Bir gün yanıma parlak birkaç genç geldiler. Hayat ve gençlik ve hevesat cihetinden gelen tehlikelerden sakınmak için tesirli bir ihtar almak isteyen bu gençlere, ben de eskiden Risale-i Nur’dan meded isteyen gençlere dediğim gibi dedim ki: (Dersin tesirli olmasının sebebi günahlar içindeki elemler gösterildiğindendir. Kur’an-ı Hakîm’in sırr-ı i’cazıyla hakikî bir tefsiri olan Risale-i Nur; bu dünyada bir manevî cehennemi, dalalette gösterdiği gibi; imanda dahi bu dünyada manevî bir cennet bulunduğunu isbat ediyor. Ve günahların ve fenalıkların ve haram lezzetlerin içinde, manevî elîm elemleri gösterip hasenat ve güzel hasletlerde ve hakaik-i şeriatın amelinde cennet lezaizi gibi manevî lezzetler bulunduğunu isbat ediyor. Sefahet ehlini ve dalalete düşenlerini -o cihetle- aklı başında olanlarını kurtarıyor. Hutbe-i Şamiye 8)

(Gençlik tehlikesine karşı gençliğin geçici olduğunu Onbirinci Şua’ın İkinci Mes’elesindeki tarzda ders veriliyor. Elhasıl kısmında ise Beşinci Mes’eledeki gibi gayr-ı meşru gençliğin zararları anlatılmıştır.)

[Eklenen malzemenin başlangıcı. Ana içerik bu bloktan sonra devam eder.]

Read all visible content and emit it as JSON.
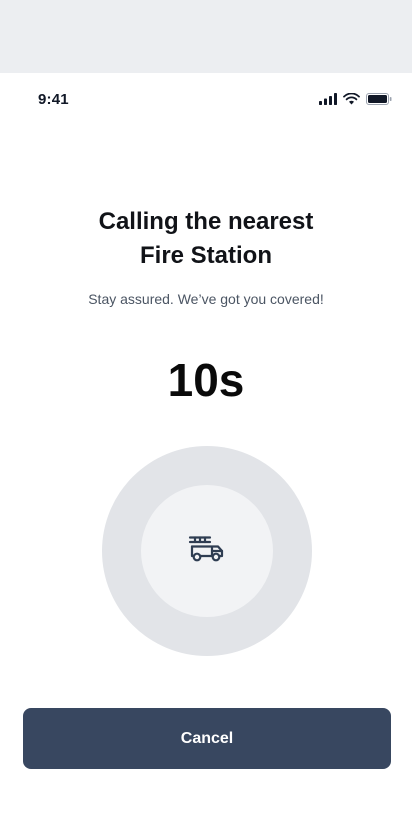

Sizdeki gençlik kat’iyyen gidecek. Eğer siz daire-i meşruada kalmazsanız,

  • O gençlik zayi’ olup
  • Başınıza hem dünyada,
  • Hem kabirde,
  • Hem âhirette

kendi lezzetinden çok ziyade belalar ve elemler getirecek. Eğer terbiye-i İslâmiye ile o gençlik nimetine karşı bir şükür olarak iffet ve namusluluk ve taatte sarfetseniz, o gençlik manen bâki kalacak ve ebedî bir gençlik kazanmasına sebeb olacak.

(Hayat tehlikesine karşı hayatın iman dairesinde lezzetle geçebileceğini Onbirinci Şua’ın Üçüncü Mes’elesindeki tarzda ders veriliyor.)

Hayat ise, eğer iman olmazsa veyahut isyan ile o iman tesir etmezse;

(Üstad Hazretleri imanı olmayan kâfir ile isyan ile imanı tesir etmeyen fasığın kâinata bakış açılarının aynı olduğunu İkinci ve Üçüncü Sözlerde şu cümlelerle işaret etmiştir. Fakat kâfir ile fasığın âhiretteki neticeleri aynı değildir.)

(Evvelki adam kâfirdir veya fâsık-ı gafildir. Sözler – 17)

(O iki yolcu; biri muti’-i kanun-u İlahî, birisi de âsi ve hevaya tâbi insanlardır. Sözler – 18)

(İman ilâcı ise, feraizi mümkün oldukça yerine getirmekle tesirini gösteriyor.

Gaflet ve sefahet ve hevesat-ı nefsaniye ve lehviyat-ı gayr-ı meşrua, o tiryakın tesirini meneder. Lemalar – 220)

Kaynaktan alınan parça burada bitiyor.